Só Javé é Santo; os demais deuses são nada. Só a Terra de Javé é santa com os seus rios, montanhas, pedras, e, sobretudo, com o seu Templo de Jerusalém dividido em três partes: o pátio exterior, onde se encontra o altar, ao ar livre, o tabernáculo do encontro, reservado aos sacerdotes e, finalmente, o Qodes, o Santíssimo, ou Santo dos Santos, lugar do Deus Altíssimo, separado do resto do Tempo por uma cortina, onde o Sumo Sacerdote entrava uma vez ao ano, no dia do Yom Kippur, ou da Expiação dos pecados (Lv 16, 34).

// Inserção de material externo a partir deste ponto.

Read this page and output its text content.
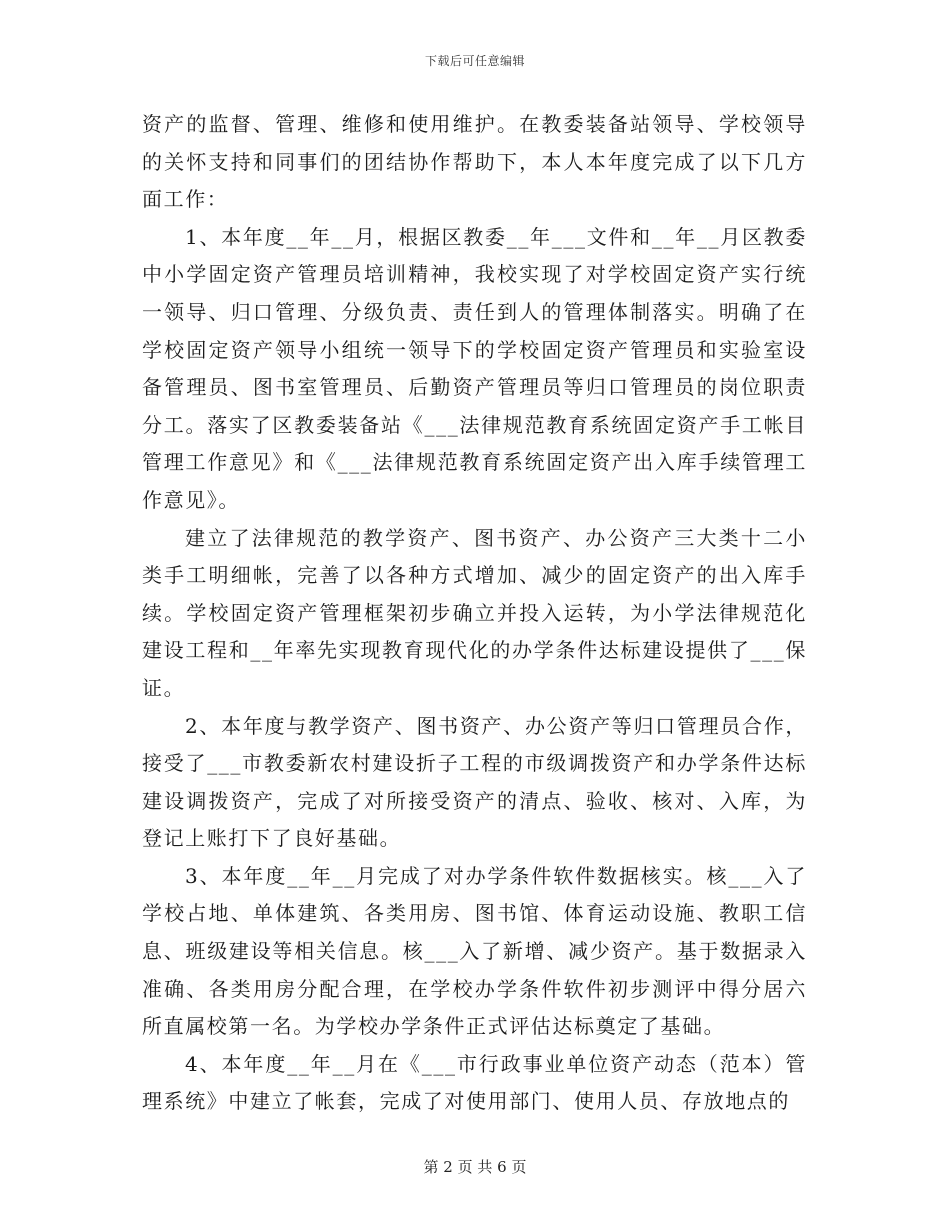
下载后可任意编辑

资产的监督、管理、维修和使用维护。在教委装备站领导、学校领导的关怀支持和同事们的团结协作帮助下，本人本年度完成了以下几方面工作：

1、本年度__年__月，根据区教委__年___文件和__年__月区教委中小学固定资产管理员培训精神，我校实现了对学校固定资产实行统一领导、归口管理、分级负责、责任到人的管理体制落实。明确了在学校固定资产领导小组统一领导下的学校固定资产管理员和实验室设备管理员、图书室管理员、后勤资产管理员等归口管理员的岗位职责分工。落实了区教委装备站《___法律规范教育系统固定资产手工帐目管理工作意见》和《___法律规范教育系统固定资产出入库手续管理工作意见》。

建立了法律规范的教学资产、图书资产、办公资产三大类十二小类手工明细帐，完善了以各种方式增加、减少的固定资产的出入库手续。学校固定资产管理框架初步确立并投入运转，为小学法律规范化建设工程和__年率先实现教育现代化的办学条件达标建设提供了___保证。

2、本年度与教学资产、图书资产、办公资产等归口管理员合作，接受了___市教委新农村建设折子工程的市级调拨资产和办学条件达标建设调拨资产，完成了对所接受资产的清点、验收、核对、入库，为登记上账打下了良好基础。

3、本年度__年__月完成了对办学条件软件数据核实。核___入了学校占地、单体建筑、各类用房、图书馆、体育运动设施、教职工信息、班级建设等相关信息。核___入了新增、减少资产。基于数据录入准确、各类用房分配合理，在学校办学条件软件初步测评中得分居六所直属校第一名。为学校办学条件正式评估达标奠定了基础。

4、本年度__年__月在《___市行政事业单位资产动态（范本）管理系统》中建立了帐套，完成了对使用部门、使用人员、存放地点的

第 2 页 共 6 页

O Deus Santo habita naquele lugar que é o escabelo dos seus pés. Deus está separado do seu povo pela cortina ou paroket ( Lv 16, 2, 12. 15).

Com a morte de Jesus Cristo, a cortina que separava o Santo dos Santos do resto do Templo, é rasgada ao meio, as trevas caem sobre a terra, os mortos ressuscitam (Mt 27, 51-53). São os sinais da mudança de paradigma. Daqui em diante acabam-se os muros entre o Santo e o profano.

Entra-se na época do Espírito e não da Lei, na consumação do Reino de Deus.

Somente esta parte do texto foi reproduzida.